LlamBERT: Large-scale low-cost data annotation in NLP
Bálint Csanády, Lajos Muzsai, Péter Vedres, Zoltán Nádasdy, András Lukács
TL;DR
This work tackles the high cost of large-scale annotation by introducing LlamBERT, a hybrid framework that uses Llama 2 to label a manageable unlabeled subset and then fine-tunes compact transformers like BERT and RoBERTa on those labels, applying the learned model to the full corpus. Across IMDb and UMLS experiments, LlamBERT achieves near-baseline accuracy with substantially reduced labeling cost, and the combination of LLM-labeled data with gold-standard supervision yields state-of-the-art results on IMDb. The approach demonstrates that resource-efficient labeling via LLMs, followed by supervised fine-tuning of smaller encoders, can scale annotation while maintaining strong performance. The results suggest practical benefits for large-scale NLP tasks where labeling cost is a bottleneck, with future work exploring PEFT techniques to further enhance data efficiency.
Abstract
Large Language Models (LLMs), such as GPT-4 and Llama 2, show remarkable proficiency in a wide range of natural language processing (NLP) tasks.
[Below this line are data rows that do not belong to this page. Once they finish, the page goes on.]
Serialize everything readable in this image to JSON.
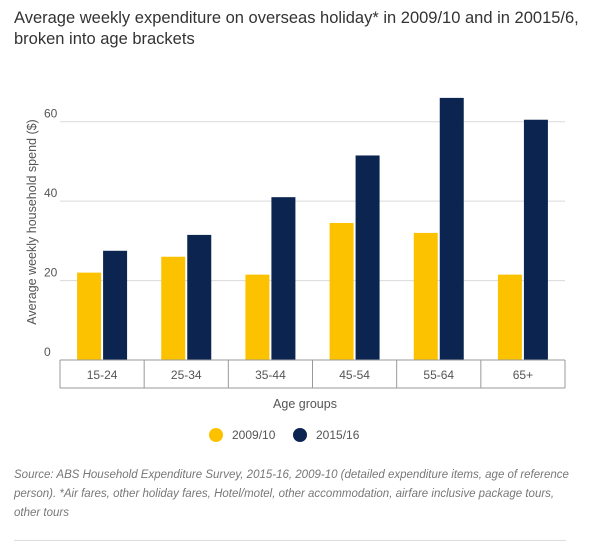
{
  "chart_data": {
    "type": "bar",
    "title": "Average weekly expenditure on overseas holiday* in 2009/10 and in 20015/6, broken into age brackets",
    "xlabel": "Age groups",
    "ylabel": "Average weekly household spend ($)",
    "categories": [
      "15-24",
      "25-34",
      "35-44",
      "45-54",
      "55-64",
      "65+"
    ],
    "ylim": [
      0,
      70
    ],
    "yticks": [
      0,
      20,
      40,
      60
    ],
    "grid": true,
    "legend_position": "bottom",
    "series": [
      {
        "name": "2009/10",
        "color": "#fcc200",
        "values": [
          22,
          26,
          21.5,
          34.5,
          32,
          21.5
        ]
      },
      {
        "name": "2015/16",
        "color": "#0b2550",
        "values": [
          27.5,
          31.5,
          41,
          51.5,
          66,
          60.5
        ]
      }
    ]
  },
  "source_note": "Source: ABS Household Expenditure Survey, 2015-16, 2009-10 (detailed expenditure items, age of reference person). *Air fares, other holiday fares, Hotel/motel, other accommodation, airfare inclusive package tours, other tours"
}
Despite their effectiveness, the high costs associated with their use pose a challenge. We present LlamBERT, a hybrid approach that leverages LLMs to annotate a small subset of large, unlabeled databases and uses the results for fine-tuning transformer encoders like BERT and RoBERTa. This strategy is evaluated on two diverse datasets: the IMDb review dataset and the UMLS Meta-Thesaurus. Our results indicate that the LlamBERT approach slightly compromises on accuracy while offering much greater cost-effectiveness.